With interest rates and home values on the rise, the typical monthly mortgage payment now requires more of the average household income than it has anytime in the previous six years. Buyers can expect to spend 15.8 percent of the median household income on housing each month, up from 14.7 percent a year ago.
Home value growth accelerated at the end of 2016, and mortgage rates are rising again after hovering around historical lows for the past few years. The combined effect pushed the share of income households need to pay their mortgage to the highest levels since 2010 Q2, according to a Zillow analysis of mortgage and rent affordability.
The monthly mortgage payment for the typical U.S. home was $758 at the end of 2016, an increase of about $68 from 2015. Most of this increase – $47 – can be attributed to home value appreciation, while higher mortgage rates are responsible for the remainder.
The Federal Reserve is expected to raise the federal funds rate target two more times this year, which could further increase mortgage rates. A recent survey of 100 housing experts and economists found that rising mortgage rates and their effect on affordability will be the most significant driver of the 2017 housing market.
“As mortgage rates rise, buyers will face higher financing costs and already expensive homes will come with even higher monthly mortgage payments,” said Zillow Chief Economist Dr. Svenja Gudell. “Nationally, mortgage rates still have room to grow before the share of income needed to pay the median monthly mortgage reaches the historical average, but many more expensive coastal markets are either close to or have exceeded what has been considered historically affordable. On the rental side, rent appreciation has slowed lately, giving renters’ incomes a chance to catch up as many are already committing a larger share of their income to a monthly rental payment.”
Among the nation’s 35 largest markets, monthly mortgage payments in Los Angeles, San Jose and San Francisco require the largest share of the median household income — more than 40 percent.

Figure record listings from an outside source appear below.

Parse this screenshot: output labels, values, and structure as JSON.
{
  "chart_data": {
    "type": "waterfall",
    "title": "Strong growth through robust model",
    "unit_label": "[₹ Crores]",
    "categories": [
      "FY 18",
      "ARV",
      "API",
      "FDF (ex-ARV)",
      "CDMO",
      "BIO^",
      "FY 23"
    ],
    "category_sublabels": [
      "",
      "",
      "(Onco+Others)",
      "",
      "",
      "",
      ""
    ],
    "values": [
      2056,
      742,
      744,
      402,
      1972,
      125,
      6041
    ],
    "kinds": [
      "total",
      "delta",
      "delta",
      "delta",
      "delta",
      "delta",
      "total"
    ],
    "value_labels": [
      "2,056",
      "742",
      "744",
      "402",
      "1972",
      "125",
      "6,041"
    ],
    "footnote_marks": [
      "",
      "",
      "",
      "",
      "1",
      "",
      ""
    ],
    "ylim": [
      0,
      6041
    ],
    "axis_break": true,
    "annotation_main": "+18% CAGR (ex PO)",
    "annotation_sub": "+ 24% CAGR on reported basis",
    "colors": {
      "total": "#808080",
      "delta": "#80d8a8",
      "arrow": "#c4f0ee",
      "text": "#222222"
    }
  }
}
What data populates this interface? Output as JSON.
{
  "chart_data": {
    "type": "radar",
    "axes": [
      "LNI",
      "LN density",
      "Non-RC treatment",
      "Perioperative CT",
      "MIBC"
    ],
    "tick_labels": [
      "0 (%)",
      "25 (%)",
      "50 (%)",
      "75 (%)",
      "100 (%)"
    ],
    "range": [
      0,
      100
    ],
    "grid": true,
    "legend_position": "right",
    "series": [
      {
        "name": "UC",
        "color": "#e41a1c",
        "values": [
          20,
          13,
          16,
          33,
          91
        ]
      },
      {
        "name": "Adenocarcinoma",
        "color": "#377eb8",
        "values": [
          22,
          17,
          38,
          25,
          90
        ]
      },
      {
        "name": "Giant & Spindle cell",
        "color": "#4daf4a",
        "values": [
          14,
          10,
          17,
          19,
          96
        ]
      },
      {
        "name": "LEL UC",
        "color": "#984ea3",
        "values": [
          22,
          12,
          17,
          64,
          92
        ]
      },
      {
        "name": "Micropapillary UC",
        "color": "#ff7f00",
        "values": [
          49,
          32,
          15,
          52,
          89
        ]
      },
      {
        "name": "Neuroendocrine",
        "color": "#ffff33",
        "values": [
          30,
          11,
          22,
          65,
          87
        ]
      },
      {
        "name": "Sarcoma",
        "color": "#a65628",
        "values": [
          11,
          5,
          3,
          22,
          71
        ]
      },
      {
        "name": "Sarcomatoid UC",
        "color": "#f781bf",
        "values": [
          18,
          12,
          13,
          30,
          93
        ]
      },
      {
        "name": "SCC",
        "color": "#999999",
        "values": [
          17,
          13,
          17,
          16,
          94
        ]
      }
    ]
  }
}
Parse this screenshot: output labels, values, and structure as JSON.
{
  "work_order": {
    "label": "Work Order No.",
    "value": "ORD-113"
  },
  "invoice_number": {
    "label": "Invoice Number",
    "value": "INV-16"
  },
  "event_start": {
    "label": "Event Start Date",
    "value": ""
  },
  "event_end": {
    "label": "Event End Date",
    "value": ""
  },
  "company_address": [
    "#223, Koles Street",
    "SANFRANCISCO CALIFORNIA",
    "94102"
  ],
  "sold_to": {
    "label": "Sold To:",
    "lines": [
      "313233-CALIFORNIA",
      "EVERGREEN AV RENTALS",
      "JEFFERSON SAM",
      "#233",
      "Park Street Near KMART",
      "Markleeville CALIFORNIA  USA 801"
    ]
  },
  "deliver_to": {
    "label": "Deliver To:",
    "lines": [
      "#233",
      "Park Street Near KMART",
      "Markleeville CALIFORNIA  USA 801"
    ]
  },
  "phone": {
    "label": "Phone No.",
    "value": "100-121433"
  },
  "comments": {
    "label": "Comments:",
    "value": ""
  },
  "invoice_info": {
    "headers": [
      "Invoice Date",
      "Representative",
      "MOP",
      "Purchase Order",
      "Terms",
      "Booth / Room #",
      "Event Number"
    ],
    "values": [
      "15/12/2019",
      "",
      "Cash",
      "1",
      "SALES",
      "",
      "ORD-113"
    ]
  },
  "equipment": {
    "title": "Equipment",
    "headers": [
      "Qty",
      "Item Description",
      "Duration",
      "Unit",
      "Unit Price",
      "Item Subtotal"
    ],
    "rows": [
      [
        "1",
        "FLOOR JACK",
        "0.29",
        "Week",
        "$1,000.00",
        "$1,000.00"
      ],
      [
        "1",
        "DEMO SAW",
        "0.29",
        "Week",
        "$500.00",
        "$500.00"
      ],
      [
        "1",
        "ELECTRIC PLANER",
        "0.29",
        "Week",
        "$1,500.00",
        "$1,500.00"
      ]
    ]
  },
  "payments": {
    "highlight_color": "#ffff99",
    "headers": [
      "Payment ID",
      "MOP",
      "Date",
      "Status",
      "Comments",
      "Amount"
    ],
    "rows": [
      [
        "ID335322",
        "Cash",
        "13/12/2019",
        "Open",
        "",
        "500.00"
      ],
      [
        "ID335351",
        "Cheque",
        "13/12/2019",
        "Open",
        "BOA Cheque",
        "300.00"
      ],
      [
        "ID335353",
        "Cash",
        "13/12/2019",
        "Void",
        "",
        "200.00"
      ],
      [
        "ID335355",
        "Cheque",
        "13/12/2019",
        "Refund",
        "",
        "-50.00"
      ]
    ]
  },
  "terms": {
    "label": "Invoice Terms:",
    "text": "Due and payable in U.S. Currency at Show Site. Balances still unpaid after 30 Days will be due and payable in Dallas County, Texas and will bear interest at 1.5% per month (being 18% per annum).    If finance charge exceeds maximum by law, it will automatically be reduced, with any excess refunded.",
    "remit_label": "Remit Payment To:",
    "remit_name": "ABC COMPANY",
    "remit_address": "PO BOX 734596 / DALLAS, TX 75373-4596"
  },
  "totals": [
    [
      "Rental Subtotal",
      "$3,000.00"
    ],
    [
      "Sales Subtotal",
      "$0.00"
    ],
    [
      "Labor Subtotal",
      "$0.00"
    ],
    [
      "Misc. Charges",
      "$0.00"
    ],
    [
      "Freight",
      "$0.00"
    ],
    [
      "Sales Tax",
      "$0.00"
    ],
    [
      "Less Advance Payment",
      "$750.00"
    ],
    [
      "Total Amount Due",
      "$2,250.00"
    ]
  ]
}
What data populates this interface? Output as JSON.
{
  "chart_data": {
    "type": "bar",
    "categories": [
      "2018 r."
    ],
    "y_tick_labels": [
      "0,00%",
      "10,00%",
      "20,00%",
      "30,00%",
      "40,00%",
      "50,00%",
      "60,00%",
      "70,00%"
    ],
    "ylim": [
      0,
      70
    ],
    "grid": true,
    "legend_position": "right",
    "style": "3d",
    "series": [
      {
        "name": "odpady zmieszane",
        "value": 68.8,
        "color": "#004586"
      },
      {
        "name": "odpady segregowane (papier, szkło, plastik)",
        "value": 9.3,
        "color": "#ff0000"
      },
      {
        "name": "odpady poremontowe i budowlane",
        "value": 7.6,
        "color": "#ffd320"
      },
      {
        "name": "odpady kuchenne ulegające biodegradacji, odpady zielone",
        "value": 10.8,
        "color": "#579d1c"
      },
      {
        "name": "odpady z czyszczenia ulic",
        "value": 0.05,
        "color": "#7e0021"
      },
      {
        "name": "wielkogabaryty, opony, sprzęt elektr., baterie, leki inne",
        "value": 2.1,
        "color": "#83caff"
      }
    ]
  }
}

Rental affordability has been a bigger worry than mortgage affordability for the past several years as rents rose to historically high levels while low rates kept mortgage payments relatively affordable. As home value growth accelerated at the end of 2016, rents remained relatively flat, and the share of income needed to pay monthly rent has stayed stubbornly high since 2009. Renters would need to set aside 29.2 percent of the median income to pay the rent each month, slightly less than the 29.4 percent of income required in 2015 Q4.
The markets that require the most income from renters are Los Angeles, San Francisco, and Miami.